Major auto makers are setting substantial sales-growth targets in Canada this year even as overall sales are expected to be flat, raising the prospect of a fierce incentive battle as they fight for market share.
Companies are banking on a flood of new or redesigned models in the compact, mid-sized and luxury segments to boost their sales from last year’s levels, executives said at the North American International Auto Show in Detroit.
Japan-based companies are among the most ambitious. They are seeking big gains after sales were battered last year by vehicle shortages caused by the March 11 earthquake and tsunami in Japan and floods that devastated Thailand.

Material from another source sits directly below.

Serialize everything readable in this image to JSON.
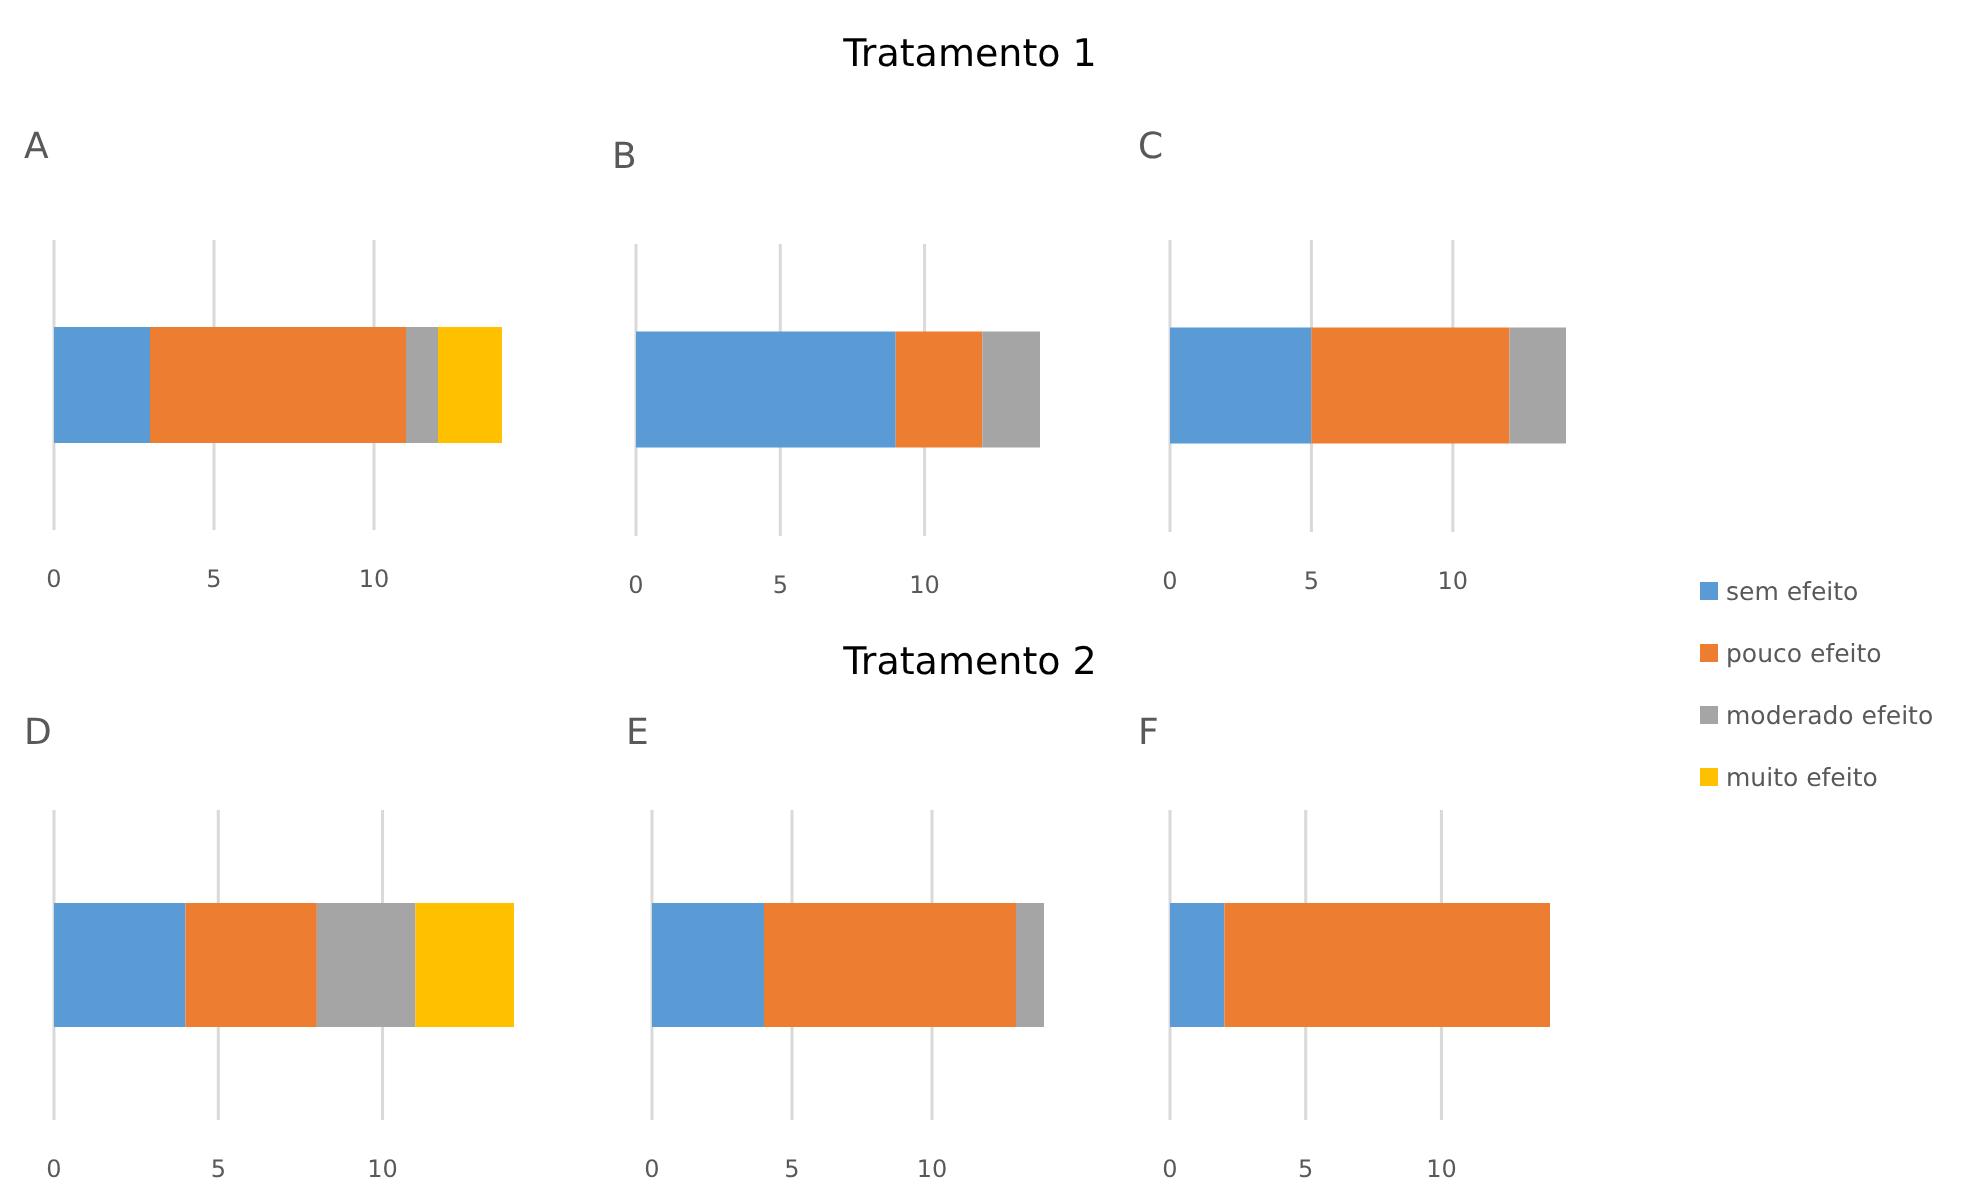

Takashi Sekiguchi, president of Honda Canada Inc., said Monday the company is targeting an increase of more than 20 per cent – to 150,000 vehicles in 2012 from 123,121 in 2011. Toyota Canada Inc. president Seiji Ichii this week set a sales target of 200,000 this year, or an increase of more than 25 per cent from 2011 levels.
Ford Motor Co. of Canada Ltd. president Dianne Craig said she expects Ford’s sales to grow despite the fierce competition.
“I think we all have the expectation that particularly our Japanese competitors are going to come back with the intent to grab back a lot of the share they lost,” Ms. Craig said.
“It’s going to be a dogfight for Ford,” she added. Ford led the Canadian sales rankings last year for the second straight year.
The industry’s sales expectations, however, run up against forecasts of minimal growth in the vehicle market and growing evidence that debt-laden Canadian consumers are skittish about major purchases – even with hefty rebates and plenty of low-interest loans from auto makers.
“With the currency likely to remain around parity and the probability that sales will struggle to show any growth at all in 2012, we could see a battle royal on the pricing front,” said Doug Porter, deputy chief economist of BMO Capital Markets.
Mr. Porter is forecasting a slight decline in vehicle sales this year –to 1.56 million units from 1.58 million in 2011.
“We have seen some cooling in the Canadian labour market, incomes are struggling to keep up with inflation, consumer confidence is dour to say the least,” he said. “All these things do not spell a friendly picture for big-ticket spending in this country.”
If all the major companies are intent on boosting sales in a market that is expected to grow only slightly, the question is where each auto maker’s increased sales will come from, said industry analyst Dennis DesRosiers, president of DesRosiers Automotive Consultants Inc. Mr. DesRosiers is forecasting a modest increase in sales to 1.601 million..
Honda’s Mr. Sekiguchi is pinning his forecast on a full year of production of the redesigned Honda Civic, which is the company’s best-selling vehicle and the best-selling passenger car in Canada.
The redesigned CR-V crossover, which is Honda’s No. 2 seller, began production yesterday at the company’s assembly plant in Alliston, Ont.
Chrysler Canada Inc., meanwhile, expects the Dodge Dart compact unveiled Monday in Detroit to contribute to an increase in company sales. The absence of a strong Chrysler product in the compact segment meant it was missing out on 25 per cent of the market in Canada, Chrysler Canada president Reid Bigland said.
Mr. Bigland noted that December was the 25th straight month of year-over-year sales gain for Chrysler. He believes that will continue in January, but would not provide a full-year sales forecast.
General Motors of Canada Ltd. said it expects its sales and market share to grow in Canada this year, but declined to provide specific numbers.
“Our strategy has changed and changed profoundly,” company president Kevin Williams said.